In 1855, the “House of Correction,” formerly a part of the Quaise Asylum/Town Farm in Polpis, was moved next to the jail on Vestal Street, and Sheriff Uriah Gardner was paid fifty dollars a year as overseer at the Gaol and the House of Correction. The seven additional rooms were available for debtors, who could ply their trades to pay their bills in what was essentially a workhouse. By the 1870s, the population of the island had dwindled to a third of what it had been in the 1840s, and there was little crime. In fact, the jail was empty from 1870 to 1876. When the Legislative Prison Committee visited Nantucket in 1883, it recommended abolishing both the jail and the House of Correction, but enough islanders signed a petition to preserve the increasingly archaic lockup, and the town continued to use it without making any significant alterations to the original structure.

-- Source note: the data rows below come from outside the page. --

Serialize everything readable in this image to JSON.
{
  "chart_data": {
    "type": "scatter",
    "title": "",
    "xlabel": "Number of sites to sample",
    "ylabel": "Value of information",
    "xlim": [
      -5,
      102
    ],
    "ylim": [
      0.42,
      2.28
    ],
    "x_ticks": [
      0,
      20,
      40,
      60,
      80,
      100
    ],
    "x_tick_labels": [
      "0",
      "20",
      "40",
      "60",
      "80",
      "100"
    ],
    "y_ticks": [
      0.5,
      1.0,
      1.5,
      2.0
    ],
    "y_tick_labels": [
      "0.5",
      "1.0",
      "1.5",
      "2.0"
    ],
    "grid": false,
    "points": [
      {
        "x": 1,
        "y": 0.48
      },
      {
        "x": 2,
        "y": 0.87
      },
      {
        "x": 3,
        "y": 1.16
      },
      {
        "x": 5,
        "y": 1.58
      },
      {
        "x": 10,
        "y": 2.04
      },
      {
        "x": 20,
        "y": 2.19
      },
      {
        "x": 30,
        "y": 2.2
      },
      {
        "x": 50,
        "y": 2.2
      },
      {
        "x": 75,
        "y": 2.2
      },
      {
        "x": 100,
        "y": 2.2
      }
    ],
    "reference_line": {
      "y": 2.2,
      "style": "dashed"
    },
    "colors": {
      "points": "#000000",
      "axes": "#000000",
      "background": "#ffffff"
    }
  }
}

Twelve years later, the Commission made the same recommendation as the 1883 Legislative Prison Committee, to discontinue the use of the jail as a penal institution: “It is unfit and unsuited in every way for the confinement of human beings. . . . The authorities should see to it that both the jail and the house of correction are promptly disposed of in such manner that they can never again be used for confining purposes, for they are entirely unsuited in every way to that purpose.” And once again, the town ignored the recommendations. Occasionally, a malefactor spent a night or two in one of the cells. During Prohibition (1920–33) the lower east cell was purportedly used to store confiscated liquor and homemade stills and accoutrements. The last prisoner hit the keeper on the head and escaped in 1933, and the building sat empty for more than a decade, until the Town of Nantucket deeded the jail and the adjacent House of Correction to the Nantucket Historical Association in 1946. The NHA noted in its annual report for 1946 that the buildings were falling into disrepair, “. . . and it would have been a matter of only a few years before they would become ruins.” Restoration and repair were begun on the Old Gaol, and it opened for public viewing in the summer of 1949. The House of Correction was not part of the exhibit, and was razed in 1954.
In a fenced yard at the end of a narrow path, the Old Gaol is a stark reminder of the less celebratory side of Nantucket life in the nineteenth century. The sturdy building served the community for more than a hundred years, and remains a stronghold after a hundred more. It was restored in the spring of 2014 with community, state, and national grant funding.
Excerpt from the Nantucket Historical Association Properties Guide, Old Gaol by Betsy Tyler, 2015.